Mycotoxins, or secondary metabolites of microfungi, can cause disease or death in both humans and animals. Some mycotoxins and mycotoxin-derived mycotoxins have been used as growth stimulants, antibiotics, or other drugs. Others have also been identified as chemical warfare agents. Here’s a review of the top ones that are associated with human or veterinary diseases, such as aflatoxin and citrinin.

Some mycoses are just annoying, such as athletes’ feet, while others can be life-threatening, like invasive aspergillosis. There are two types of mycoses: primary pathogens, such as Coccidioides immitis or Histoplasma capsuleatum, and opportunistic, which can include Aspergillus fumigatus or Candida albicans. People with healthy immune systems are affected by primary pathogens. Opportunistic pathogens are those that take advantage of immunocompromised or debilitated hosts to cause illness. Opportunistic fungi are responsible for most human mycoses. Both primary and opportunistic fungal diseases are complicated. Medical mycologists spent a lot of time researching the mechanisms that make them different from other species. While some infections are localized and others become systemic, there is no one right answer. Mycoses often enter through the pulmonary system, although direct skin contact can be effective.

It is not known how many people are affected by mycoses or mycotoxicoses. Although mycoses and mycotoxicoses are thought to affect fewer people than those who have been infected with viral, protozoan or bacterial infections, they pose a significant international problem. Opportunistic pathogens can cause mycoses in the developing world. Usually, these diseases affect patients with compromised immune systems. In contrast, mycotoxicoses are much more prevalent in less developed countries. Mycoses and mycotoxicoses share one thing in common: neither type of illness can be transmitted from person to person.

Inhaling spores from the environment or unusual growth of a species of commensal plant that is normally found on the skin and gastrointestinal tracts can lead to mycoses. In the presence of immunosuppressant, antibacterial, or chemotherapeutic drugs, human immunodeficiency viruses infection, intra-dwelling catheters, and other factors, these commensal species can become pathogenic.

Mycotoxicosis is a result of eating toxic foods. Inhaling spore-borne toxic toxins and skin contact with mold-infested substrates are important exposure sources. There are no effective treatments to mycotoxin-related exposure. Fink-Gremmels, however, described some methods for veterinarian management. Some evidence suggests that certain Lactobacillus strains can bind mycotoxins. Oltipraz was originally developed to treat Schistosomiasis. It has now been studied in the Chinese population exposed to aflatoxin.
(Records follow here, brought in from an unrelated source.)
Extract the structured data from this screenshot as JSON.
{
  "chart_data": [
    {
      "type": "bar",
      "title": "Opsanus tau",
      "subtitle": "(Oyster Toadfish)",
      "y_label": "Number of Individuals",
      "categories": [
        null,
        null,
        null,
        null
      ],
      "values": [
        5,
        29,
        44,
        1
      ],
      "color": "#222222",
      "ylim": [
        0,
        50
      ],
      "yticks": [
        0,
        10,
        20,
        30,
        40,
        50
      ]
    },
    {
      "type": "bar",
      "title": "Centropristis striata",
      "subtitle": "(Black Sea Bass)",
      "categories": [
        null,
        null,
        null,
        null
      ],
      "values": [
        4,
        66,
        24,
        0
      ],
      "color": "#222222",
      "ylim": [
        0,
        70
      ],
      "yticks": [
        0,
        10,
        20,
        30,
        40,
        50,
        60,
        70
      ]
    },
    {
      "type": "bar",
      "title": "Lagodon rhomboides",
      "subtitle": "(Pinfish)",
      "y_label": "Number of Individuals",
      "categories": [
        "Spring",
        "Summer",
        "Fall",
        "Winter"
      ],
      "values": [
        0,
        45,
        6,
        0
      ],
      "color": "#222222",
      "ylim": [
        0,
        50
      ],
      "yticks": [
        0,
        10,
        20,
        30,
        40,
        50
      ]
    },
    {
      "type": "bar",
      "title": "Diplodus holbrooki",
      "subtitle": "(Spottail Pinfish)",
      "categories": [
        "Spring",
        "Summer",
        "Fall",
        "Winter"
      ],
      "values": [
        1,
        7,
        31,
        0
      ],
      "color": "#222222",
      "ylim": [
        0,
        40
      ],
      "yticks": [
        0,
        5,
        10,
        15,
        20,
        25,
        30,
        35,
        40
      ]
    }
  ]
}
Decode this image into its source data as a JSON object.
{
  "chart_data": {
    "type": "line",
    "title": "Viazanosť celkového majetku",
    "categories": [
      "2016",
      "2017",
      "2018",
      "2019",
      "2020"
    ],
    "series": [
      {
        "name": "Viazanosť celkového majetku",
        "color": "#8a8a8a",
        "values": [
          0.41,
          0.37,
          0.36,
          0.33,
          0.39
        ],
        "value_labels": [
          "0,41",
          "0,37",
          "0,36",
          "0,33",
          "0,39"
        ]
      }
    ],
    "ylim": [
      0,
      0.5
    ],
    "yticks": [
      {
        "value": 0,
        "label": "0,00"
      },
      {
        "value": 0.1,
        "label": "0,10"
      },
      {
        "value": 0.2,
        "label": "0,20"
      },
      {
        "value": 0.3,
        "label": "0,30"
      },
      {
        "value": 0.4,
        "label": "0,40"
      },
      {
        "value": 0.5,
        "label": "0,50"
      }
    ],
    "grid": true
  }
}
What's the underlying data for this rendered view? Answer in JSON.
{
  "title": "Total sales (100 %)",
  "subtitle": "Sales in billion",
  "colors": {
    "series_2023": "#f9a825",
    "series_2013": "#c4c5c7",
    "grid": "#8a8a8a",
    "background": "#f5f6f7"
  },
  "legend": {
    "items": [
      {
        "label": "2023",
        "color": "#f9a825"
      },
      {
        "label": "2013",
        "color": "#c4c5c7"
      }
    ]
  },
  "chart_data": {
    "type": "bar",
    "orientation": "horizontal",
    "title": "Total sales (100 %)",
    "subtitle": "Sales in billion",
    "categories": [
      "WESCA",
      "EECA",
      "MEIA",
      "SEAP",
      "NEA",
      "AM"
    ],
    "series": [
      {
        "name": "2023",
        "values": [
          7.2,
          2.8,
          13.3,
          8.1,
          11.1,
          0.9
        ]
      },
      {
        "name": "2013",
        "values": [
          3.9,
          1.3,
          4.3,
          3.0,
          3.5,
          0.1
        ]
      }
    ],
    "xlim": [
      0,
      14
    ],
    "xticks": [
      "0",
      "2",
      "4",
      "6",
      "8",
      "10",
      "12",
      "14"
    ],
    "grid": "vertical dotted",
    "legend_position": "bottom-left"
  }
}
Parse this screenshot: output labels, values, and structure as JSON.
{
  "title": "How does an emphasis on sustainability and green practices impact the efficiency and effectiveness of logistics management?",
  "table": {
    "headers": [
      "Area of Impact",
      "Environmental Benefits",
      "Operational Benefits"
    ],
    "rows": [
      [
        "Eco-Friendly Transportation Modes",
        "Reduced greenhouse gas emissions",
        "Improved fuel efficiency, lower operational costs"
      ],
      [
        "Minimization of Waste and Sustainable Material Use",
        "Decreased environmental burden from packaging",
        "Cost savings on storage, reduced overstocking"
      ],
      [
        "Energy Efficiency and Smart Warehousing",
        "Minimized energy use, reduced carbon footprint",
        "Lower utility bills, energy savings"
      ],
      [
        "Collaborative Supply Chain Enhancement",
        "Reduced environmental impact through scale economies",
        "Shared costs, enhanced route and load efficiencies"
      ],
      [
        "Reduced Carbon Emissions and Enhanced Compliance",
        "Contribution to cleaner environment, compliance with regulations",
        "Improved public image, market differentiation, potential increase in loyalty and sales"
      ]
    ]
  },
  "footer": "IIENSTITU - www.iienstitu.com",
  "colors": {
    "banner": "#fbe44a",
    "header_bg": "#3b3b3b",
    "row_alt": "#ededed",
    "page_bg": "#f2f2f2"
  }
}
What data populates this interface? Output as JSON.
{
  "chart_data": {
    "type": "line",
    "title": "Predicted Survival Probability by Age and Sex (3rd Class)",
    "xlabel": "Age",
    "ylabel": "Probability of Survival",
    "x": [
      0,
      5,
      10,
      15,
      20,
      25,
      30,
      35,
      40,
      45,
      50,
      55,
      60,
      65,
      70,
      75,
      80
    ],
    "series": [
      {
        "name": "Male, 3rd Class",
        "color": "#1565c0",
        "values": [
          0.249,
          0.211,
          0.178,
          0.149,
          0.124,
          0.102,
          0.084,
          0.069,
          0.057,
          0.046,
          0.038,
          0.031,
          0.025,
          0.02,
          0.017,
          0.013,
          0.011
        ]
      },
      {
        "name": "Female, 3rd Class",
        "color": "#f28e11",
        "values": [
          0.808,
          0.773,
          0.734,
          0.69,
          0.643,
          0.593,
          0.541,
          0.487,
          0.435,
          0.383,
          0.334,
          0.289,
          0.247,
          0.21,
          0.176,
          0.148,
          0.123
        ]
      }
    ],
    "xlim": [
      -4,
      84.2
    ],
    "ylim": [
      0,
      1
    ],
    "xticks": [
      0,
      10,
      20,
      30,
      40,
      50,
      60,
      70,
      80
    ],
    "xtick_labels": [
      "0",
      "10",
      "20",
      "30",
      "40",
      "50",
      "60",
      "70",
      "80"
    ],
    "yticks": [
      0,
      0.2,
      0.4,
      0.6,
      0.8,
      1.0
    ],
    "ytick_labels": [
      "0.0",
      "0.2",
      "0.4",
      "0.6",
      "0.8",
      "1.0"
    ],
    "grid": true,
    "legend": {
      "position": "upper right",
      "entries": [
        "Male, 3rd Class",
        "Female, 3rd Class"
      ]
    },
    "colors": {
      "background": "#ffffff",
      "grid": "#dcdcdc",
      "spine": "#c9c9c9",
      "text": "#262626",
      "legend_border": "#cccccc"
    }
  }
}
Mycotoxin exposure tends to be more common in areas of the globe where food storage and handling practices are poor, malnutrition is common and regulations to protect vulnerable populations. Even in countries with developed economies, mycotoxin exposure can be dangerous for certain sub-groups. For example, in the United States Hispanics consume more corn products than the rest of us, while inner-city residents are more inclined to live near moldy buildings.